On Wall Street, crude’s soaring price intensified worries that ever-expensive fuel will lead consumers to curtail their spending on nonessentials. With gasoline at the threshold of a national average of $4 a gallon, crude’s surge higher is expected to propel gas even higher - and make Americans even more reluctant to spend.

Moreover, the spike in energy prices came as the Labor Department said the nation’s unemployment rate jumped to 5.5 percent in May from 5.0 percent in April. It was the biggest monthly increase since February 1986 and the rise leaves unemployment at it highest level since October 2004. Wall Street had predicted an uptick to 5.1 percent.

The number of U.S. jobs shrank by a smaller-than-expected 49,000, but that development offered Wall Street little solace given that May marked the fifth straight month of job losses.

The Dow Jones industrial average fell 394.64, or 3.13 percent, to 12,209.81. It was the worst percentage and point drop since Feb. 27, 2007, when the blue chips dropped 416.02 points, or 3.29 percent, as concerns emerged about troubles in the credit market and an economic slowdown.

Broader stock indicators also fell sharply. The Standard & Poor’s 500 Index lost 43.37, or 3.09 percent, to 1,360.68, and the Nasdaq Composite Index fell 75.38, or 2.96 percent, to 2,474.56.

Friday’s pullback came a day after the Dow jumped nearly 214 points, its largest daily point gain since April 18 and a reaction to better-than-expected sales from retailers and a dip in weekly jobless claims. The welcome economic news helped investors shrug off a more than $5-a-barrel spike in oil prices. But the advance in oil Friday made it clear to Wall Street that oil posed a serious threat to consumer spending and the economy.

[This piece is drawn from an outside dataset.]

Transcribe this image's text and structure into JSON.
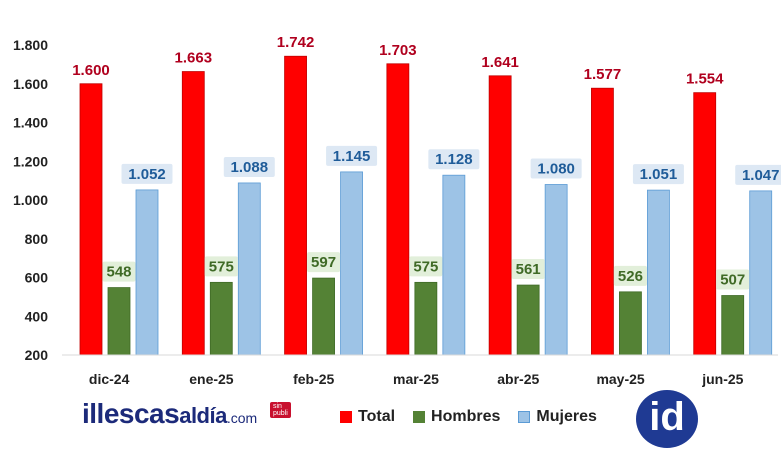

Friday’s session punctuated an erratic week for the markets. Stocks fell Monday and Tuesday before moving sideways Wednesday and surging Thursday. The back-and-forth moves left the Dow down 3.39 percent for the week, the S&P; 500 off 2.83 percent and the Nasdaq with a loss of 1.91 percent.

Bond prices jumped Friday after the weak jobs data sent investors scurrying for safety. The yield on the benchmark 10-year Treasury note, which moves opposite its price, fell to 3.92 percent from 4.04 percent late Wednesday.

The dollar declined against other major currencies - a move that makes each barrel of oil more expensive. Gold prices rose.